An awful start by Yu Darvish completed the meteoric drop for Texas, which has now lost 18 of 21 games and is 15 games under .500 for the first time since Aug. 25, 2007.   

The Texas ace and All-Star allowed a season high six earned runs to a Houston team that he's dominated in his Rangers' career. Darvish had allowed 13 earned runs in 51 innings against Houston in his first seven starts but was tagged for a season-high 10 hits and looked anything but All-Star caliber.  

Darvish (8-5) has now allowed at least four earned runs in four of his last five starts and has a 5.40 ERA in that span. The Rangers spotted Darvish a first-inning run but he coughed up two in the second. Texas countered with three runs in the bottom of the second but Darvish couldn't make that hold up.  

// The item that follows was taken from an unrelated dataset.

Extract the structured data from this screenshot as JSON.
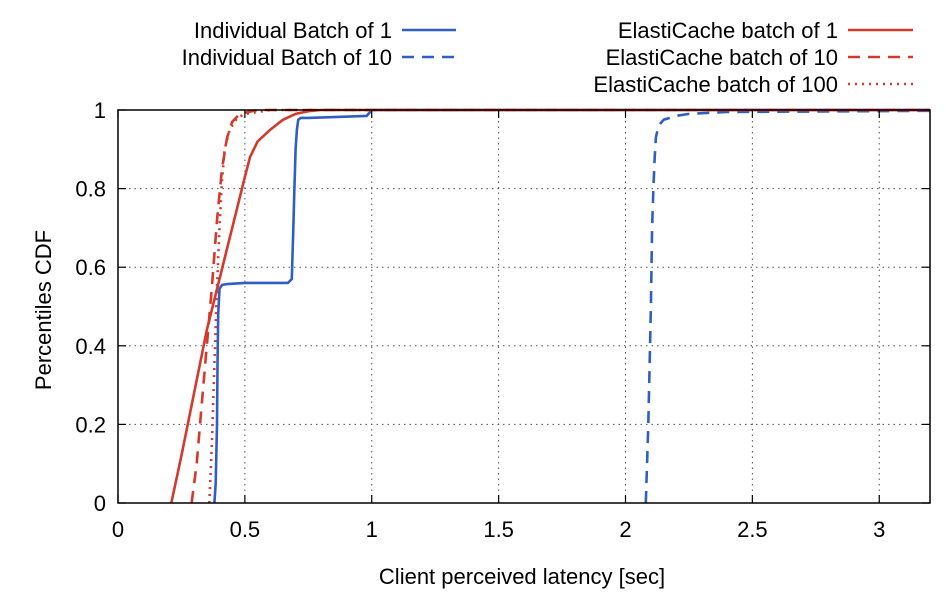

He allowed a run in the third, another in the fifth and two more in the sixth as a two-run double from Carlos Corporan broke a 4-4 tie and paved the way for last place.  

"He has those types of days but he usually rights it," Texas manager Ron Washington said. "Usually when he puts runs on the board for Yu he doesn't turn around and give them right back."

His rough night ended a dreadful series in which the Rangers allowed 28 runs to a Houston team that had lost seven-consecutive games before this series and came into the finale hitting just .238 – the worst mark in the AL.

Darvish struck out eight and didn't walk a batter but he needed 109 pitches to get through six innings against a Houston team that has gotten right against its Silver Boot foes.

"I think their approach hasn't changed much, but I think individually they're playing good baseball and in a lot of key situations they're hitting the ball."

The Rangers hit the ball early against Houston's Dallas Keuchel but didn't score after the second inning despite an 11-hit night.

Add the bad Darvish start, a bad offensive finish and a bad stretch of play together and you get a team that's technically the worst in baseball.

"It is what it is," Darvish said of the record.

What it is certainly isn't what it was supposed to be.

"I was not expecting this at all," said Rios. "At the beginning of spring we had a great team coming into the season and you expect good things to happen.  You don't expect the kind of bizarre things that happened to happen. It's just a crazy season. This is a season that I believe we're all going to remember in a bad way. There's so much you can say and talk about."